All three formats describe the same colors — they're just different notations. Most design tools accept all three, and converting between them is lossless.

Building a Design System from Extracted Colors

Raw extracted colors are a starting point, not a finished palette. Here's how to refine them into a usable design system:

  • Choose a primary color. Pick the most vibrant or distinctive extracted color as your primary. This becomes your brand anchor — the color for buttons, links, and key UI elements.
  • Create tint and shade scales. From each extracted color, generate lighter tints (by increasing lightness in HSL) and darker shades (by decreasing lightness). A 9-step scale from 50 to 900 gives you the flexibility most design systems need.
  • Add functional neutrals. Pure extracted colors rarely include the grays you need for text, borders, and backgrounds. Create a neutral scale by desaturating one of the extracted colors slightly — this produces warmer, more cohesive grays than pure black-to-white.
  • Check contrast ratios. Every color combination used for text must meet WCAG contrast requirements (4.5:1 minimum for normal text).

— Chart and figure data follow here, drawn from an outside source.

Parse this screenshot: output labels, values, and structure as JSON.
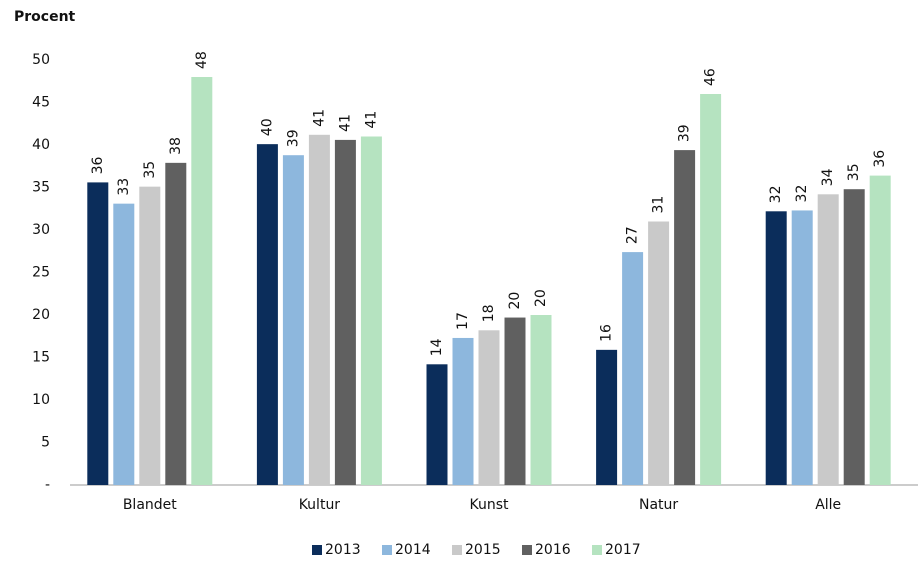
{
  "chart_data": {
    "type": "bar",
    "ylabel": "Procent",
    "categories": [
      "Blandet",
      "Kultur",
      "Kunst",
      "Natur",
      "Alle"
    ],
    "series": [
      {
        "name": "2013",
        "color": "#0b2d5b",
        "values": [
          35.6,
          40.1,
          14.2,
          15.9,
          32.2
        ],
        "value_labels": [
          "36",
          "40",
          "14",
          "16",
          "32"
        ]
      },
      {
        "name": "2014",
        "color": "#8db7dd",
        "values": [
          33.1,
          38.8,
          17.3,
          27.4,
          32.3
        ],
        "value_labels": [
          "33",
          "39",
          "17",
          "27",
          "32"
        ]
      },
      {
        "name": "2015",
        "color": "#c9c9c9",
        "values": [
          35.1,
          41.2,
          18.2,
          31.0,
          34.2
        ],
        "value_labels": [
          "35",
          "41",
          "18",
          "31",
          "34"
        ]
      },
      {
        "name": "2016",
        "color": "#606060",
        "values": [
          37.9,
          40.6,
          19.7,
          39.4,
          34.8
        ],
        "value_labels": [
          "38",
          "41",
          "20",
          "39",
          "35"
        ]
      },
      {
        "name": "2017",
        "color": "#b5e3c0",
        "values": [
          48.0,
          41.0,
          20.0,
          46.0,
          36.4
        ],
        "value_labels": [
          "48",
          "41",
          "20",
          "46",
          "36"
        ]
      }
    ],
    "ylim": [
      0,
      50
    ],
    "yticks": [
      {
        "value": 0,
        "label": "-"
      },
      5,
      10,
      15,
      20,
      25,
      30,
      35,
      40,
      45,
      50
    ],
    "grid": false,
    "legend": "bottom"
  }
}
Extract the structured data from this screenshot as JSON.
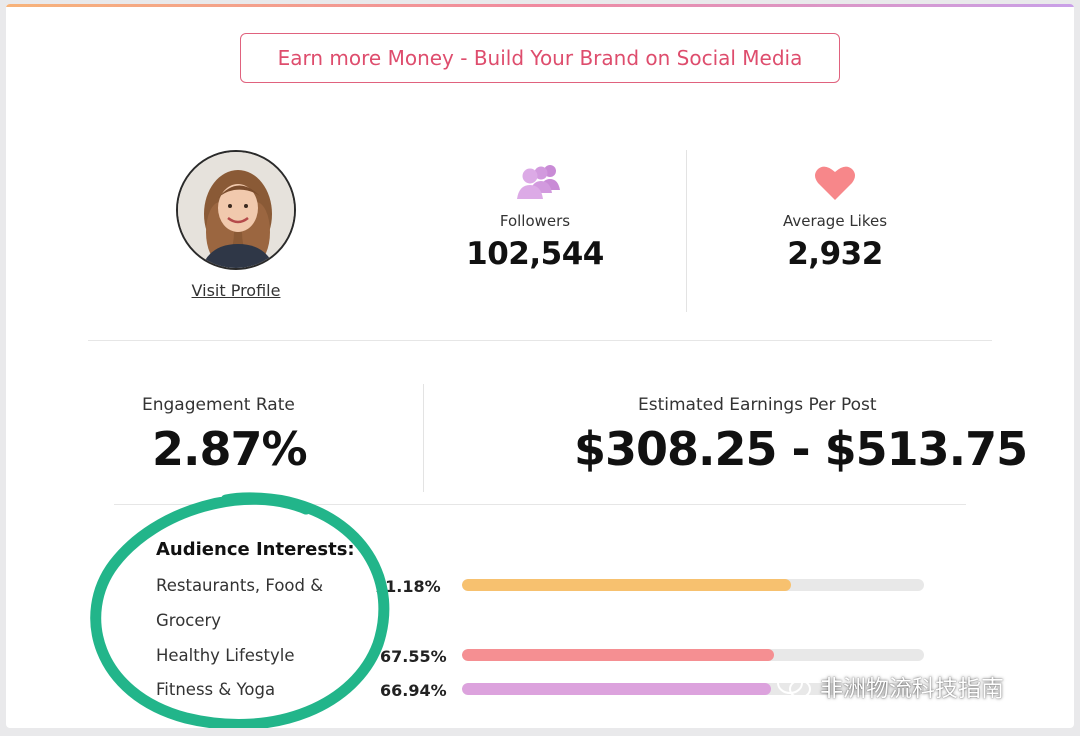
{
  "cta": {
    "label": "Earn more Money - Build Your Brand on Social Media"
  },
  "profile": {
    "visit_label": "Visit Profile"
  },
  "followers": {
    "label": "Followers",
    "value": "102,544",
    "icon": "users-group-icon"
  },
  "average_likes": {
    "label": "Average Likes",
    "value": "2,932",
    "icon": "heart-icon"
  },
  "engagement": {
    "label": "Engagement Rate",
    "value": "2.87%"
  },
  "earnings": {
    "label": "Estimated Earnings Per Post",
    "value": "$308.25 - $513.75"
  },
  "interests": {
    "title": "Audience Interests:",
    "items": [
      {
        "name": "Restaurants, Food & Grocery",
        "percent_label": "71.18%",
        "fill_fraction": 0.7118,
        "color": "#f7c16f"
      },
      {
        "name": "Healthy Lifestyle",
        "percent_label": "67.55%",
        "fill_fraction": 0.6755,
        "color": "#f58f92"
      },
      {
        "name": "Fitness & Yoga",
        "percent_label": "66.94%",
        "fill_fraction": 0.6694,
        "color": "#dca2dd"
      }
    ]
  },
  "annotation_color": "#22b58a",
  "watermark": {
    "text": "非洲物流科技指南",
    "icon": "wechat-icon"
  }
}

Adjust lightness values to pass accessibility checks before finalizing.
  • Test in context. Apply your palette to actual UI elements — buttons, cards, backgrounds, and text — before committing. Colors that look harmonious as swatches sometimes clash in practice.

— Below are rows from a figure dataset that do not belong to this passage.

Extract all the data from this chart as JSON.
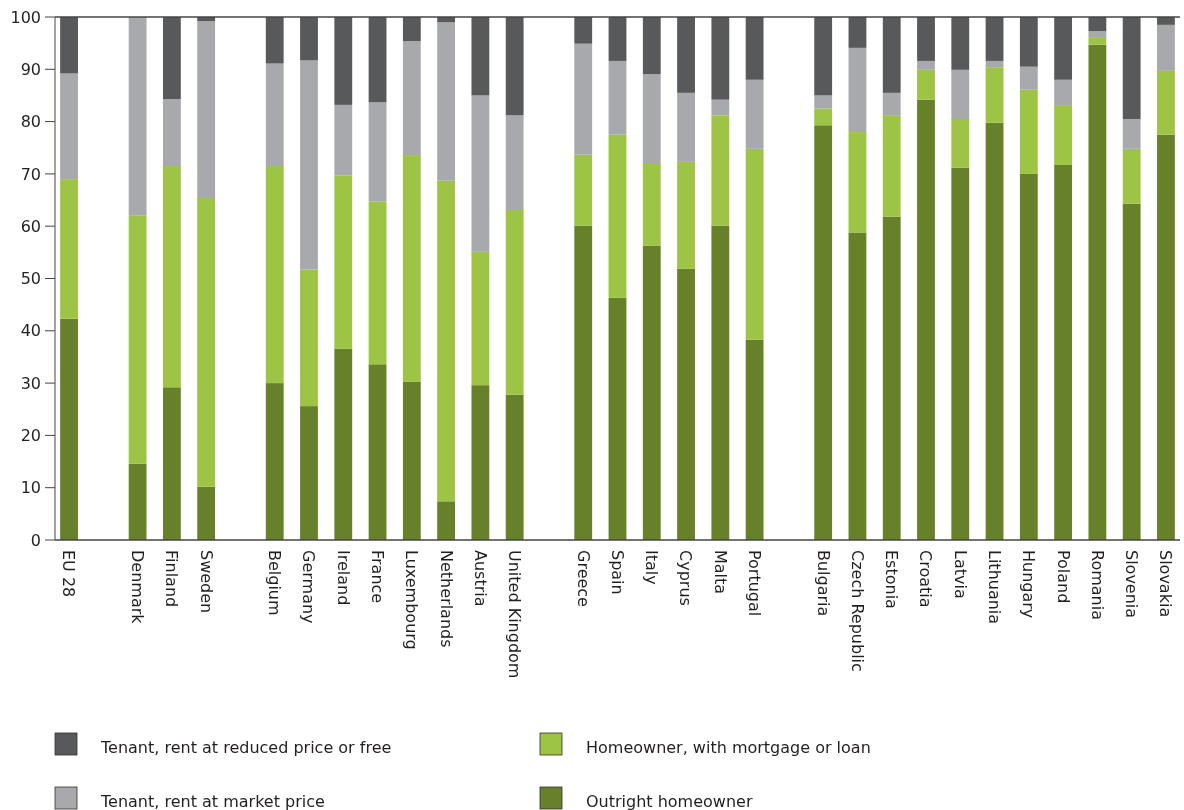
{
  "chart_data": {
    "type": "bar",
    "stacked": true,
    "categories": [
      "EU 28",
      null,
      "Denmark",
      "Finland",
      "Sweden",
      null,
      "Belgium",
      "Germany",
      "Ireland",
      "France",
      "Luxembourg",
      "Netherlands",
      "Austria",
      "United Kingdom",
      null,
      "Greece",
      "Spain",
      "Italy",
      "Cyprus",
      "Malta",
      "Portugal",
      null,
      "Bulgaria",
      "Czech Republic",
      "Estonia",
      "Croatia",
      "Latvia",
      "Lithuania",
      "Hungary",
      "Poland",
      "Romania",
      "Slovenia",
      "Slovakia"
    ],
    "series": [
      {
        "name": "Outright homeowner",
        "color": "#67812a",
        "values": [
          42.3,
          null,
          14.6,
          29.2,
          10.2,
          null,
          30.0,
          25.6,
          36.6,
          33.6,
          30.3,
          7.4,
          29.6,
          27.8,
          null,
          60.1,
          46.3,
          56.3,
          51.9,
          60.1,
          38.3,
          null,
          79.3,
          58.8,
          61.8,
          84.2,
          71.2,
          79.8,
          70.0,
          71.7,
          94.7,
          64.3,
          77.5
        ]
      },
      {
        "name": "Homeowner, with mortgage or loan",
        "color": "#9dc444",
        "values": [
          26.7,
          null,
          47.4,
          42.3,
          55.2,
          null,
          41.5,
          26.1,
          33.1,
          31.1,
          43.3,
          61.3,
          25.5,
          35.3,
          null,
          13.6,
          31.2,
          15.6,
          20.4,
          21.1,
          36.5,
          null,
          3.2,
          19.2,
          19.3,
          5.7,
          9.3,
          10.6,
          16.1,
          11.3,
          1.3,
          10.5,
          12.2
        ]
      },
      {
        "name": "Tenant, rent at market price",
        "color": "#a7a9ac",
        "values": [
          20.2,
          null,
          38.0,
          12.8,
          33.8,
          null,
          19.6,
          40.0,
          13.5,
          19.0,
          21.8,
          30.3,
          29.9,
          18.1,
          null,
          21.2,
          14.1,
          17.2,
          13.2,
          3.0,
          13.2,
          null,
          2.5,
          16.1,
          4.4,
          1.7,
          9.4,
          1.2,
          4.4,
          5.0,
          1.3,
          5.7,
          8.8
        ]
      },
      {
        "name": "Tenant, rent at reduced price or free",
        "color": "#58595b",
        "values": [
          10.8,
          null,
          null,
          15.7,
          0.8,
          null,
          8.9,
          8.3,
          16.8,
          16.3,
          4.6,
          1.0,
          15.0,
          18.8,
          null,
          5.1,
          8.4,
          10.9,
          14.5,
          15.8,
          12.0,
          null,
          15.0,
          5.9,
          14.5,
          8.4,
          10.1,
          8.4,
          9.5,
          12.0,
          2.7,
          19.5,
          1.5
        ]
      }
    ],
    "ylim": [
      0,
      100
    ],
    "yticks": [
      0,
      10,
      20,
      30,
      40,
      50,
      60,
      70,
      80,
      90,
      100
    ],
    "grid": false,
    "legend": "bottom"
  }
}
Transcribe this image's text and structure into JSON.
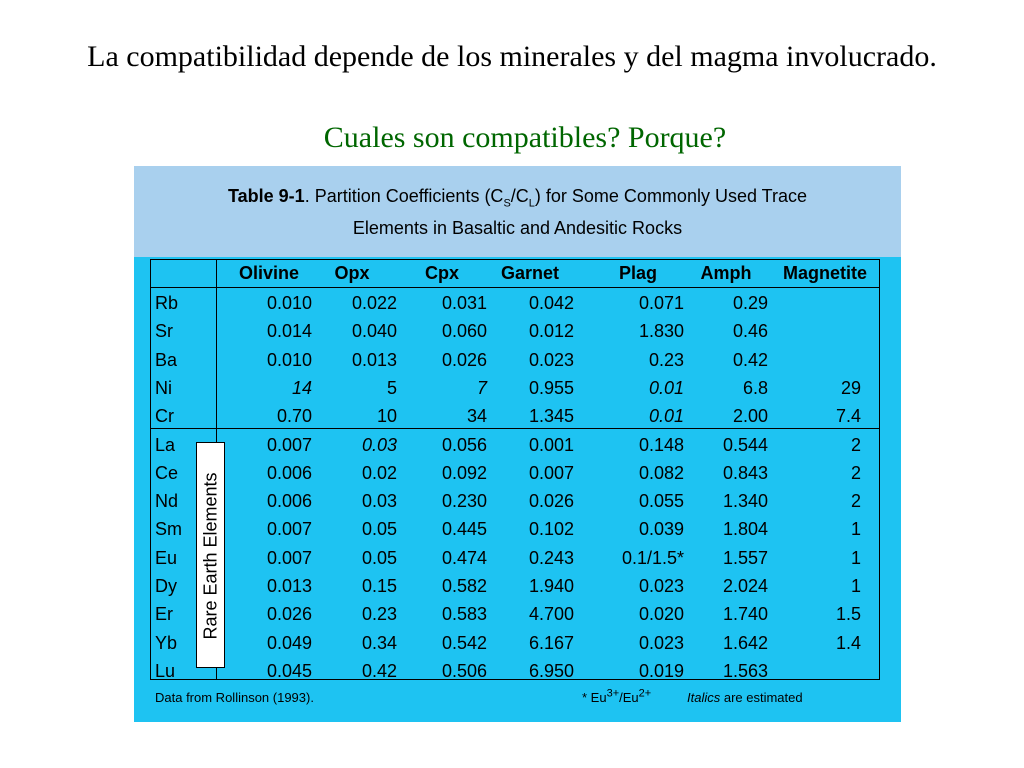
{
  "slide": {
    "title": "La compatibilidad depende de los minerales y del magma involucrado.",
    "subtitle": "Cuales son compatibles? Porque?"
  },
  "table": {
    "caption_bold": "Table 9-1",
    "caption_pre": ".  Partition Coefficients (C",
    "caption_sub1": "S",
    "caption_mid": "/C",
    "caption_sub2": "L",
    "caption_post": ") for Some Commonly Used Trace",
    "caption_line2": "Elements in Basaltic and Andesitic Rocks",
    "headers": [
      "Olivine",
      "Opx",
      "Cpx",
      "Garnet",
      "Plag",
      "Amph",
      "Magnetite"
    ],
    "group_label": "Rare Earth Elements",
    "rows": [
      {
        "el": "Rb",
        "v": [
          "0.010",
          "0.022",
          "0.031",
          "0.042",
          "0.071",
          "0.29",
          ""
        ]
      },
      {
        "el": "Sr",
        "v": [
          "0.014",
          "0.040",
          "0.060",
          "0.012",
          "1.830",
          "0.46",
          ""
        ]
      },
      {
        "el": "Ba",
        "v": [
          "0.010",
          "0.013",
          "0.026",
          "0.023",
          "0.23",
          "0.42",
          ""
        ]
      },
      {
        "el": "Ni",
        "v": [
          "14",
          "5",
          "7",
          "0.955",
          "0.01",
          "6.8",
          "29"
        ],
        "italic": [
          0,
          2,
          4
        ]
      },
      {
        "el": "Cr",
        "v": [
          "0.70",
          "10",
          "34",
          "1.345",
          "0.01",
          "2.00",
          "7.4"
        ],
        "italic": [
          4
        ]
      },
      {
        "el": "La",
        "v": [
          "0.007",
          "0.03",
          "0.056",
          "0.001",
          "0.148",
          "0.544",
          "2"
        ],
        "italic": [
          1
        ]
      },
      {
        "el": "Ce",
        "v": [
          "0.006",
          "0.02",
          "0.092",
          "0.007",
          "0.082",
          "0.843",
          "2"
        ]
      },
      {
        "el": "Nd",
        "v": [
          "0.006",
          "0.03",
          "0.230",
          "0.026",
          "0.055",
          "1.340",
          "2"
        ]
      },
      {
        "el": "Sm",
        "v": [
          "0.007",
          "0.05",
          "0.445",
          "0.102",
          "0.039",
          "1.804",
          "1"
        ]
      },
      {
        "el": "Eu",
        "v": [
          "0.007",
          "0.05",
          "0.474",
          "0.243",
          "0.1/1.5*",
          "1.557",
          "1"
        ]
      },
      {
        "el": "Dy",
        "v": [
          "0.013",
          "0.15",
          "0.582",
          "1.940",
          "0.023",
          "2.024",
          "1"
        ]
      },
      {
        "el": "Er",
        "v": [
          "0.026",
          "0.23",
          "0.583",
          "4.700",
          "0.020",
          "1.740",
          "1.5"
        ]
      },
      {
        "el": "Yb",
        "v": [
          "0.049",
          "0.34",
          "0.542",
          "6.167",
          "0.023",
          "1.642",
          "1.4"
        ]
      },
      {
        "el": "Lu",
        "v": [
          "0.045",
          "0.42",
          "0.506",
          "6.950",
          "0.019",
          "1.563",
          ""
        ]
      }
    ]
  },
  "footer": {
    "source": "Data from Rollinson (1993).",
    "eu_note_pre": "* Eu",
    "eu_sup1": "3+",
    "eu_mid": "/Eu",
    "eu_sup2": "2+",
    "italic_word": "Italics",
    "italic_rest": " are estimated"
  },
  "colors": {
    "panel_bg": "#1ec3f2",
    "caption_bg": "#a9d0ee",
    "subtitle": "#006600"
  }
}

Extract colors from any image

Drop an image into our Color Palette Extractor and get the dominant colors in HEX, RGB, and HSL. Copy values with one click. All processing happens in your browser.

Open Color Palette Extractor

Frequently Asked Questions

How many colors should a palette have?

A practical design palette typically has 5-8 colors: 1-2 primary colors, 1-2 accents, and 2-3 neutrals. Extracting 5-6 dominant colors from an image usually gives a balanced starting point. You can always expand by creating tint and shade variations of each core color.

Can I extract colors from screenshots?

Yes. Screenshots are standard image files, so color extraction works identically on them. This is a popular workflow for matching the color scheme of an existing website or app — take a screenshot, extract the palette, and use the values in your own project. You can also compress the screenshot first if you want to reduce noise in the extraction.

What's the difference between HEX and RGB?

They represent exactly the same colors in different notation. HEX uses hexadecimal (base-16) for each channel — #FF0000 is pure red. RGB uses decimal (base-10) — rgb(255, 0, 0) is the same red. HEX is more compact and common in CSS. RGB is more human-readable and used in many programming languages. They are freely interchangeable.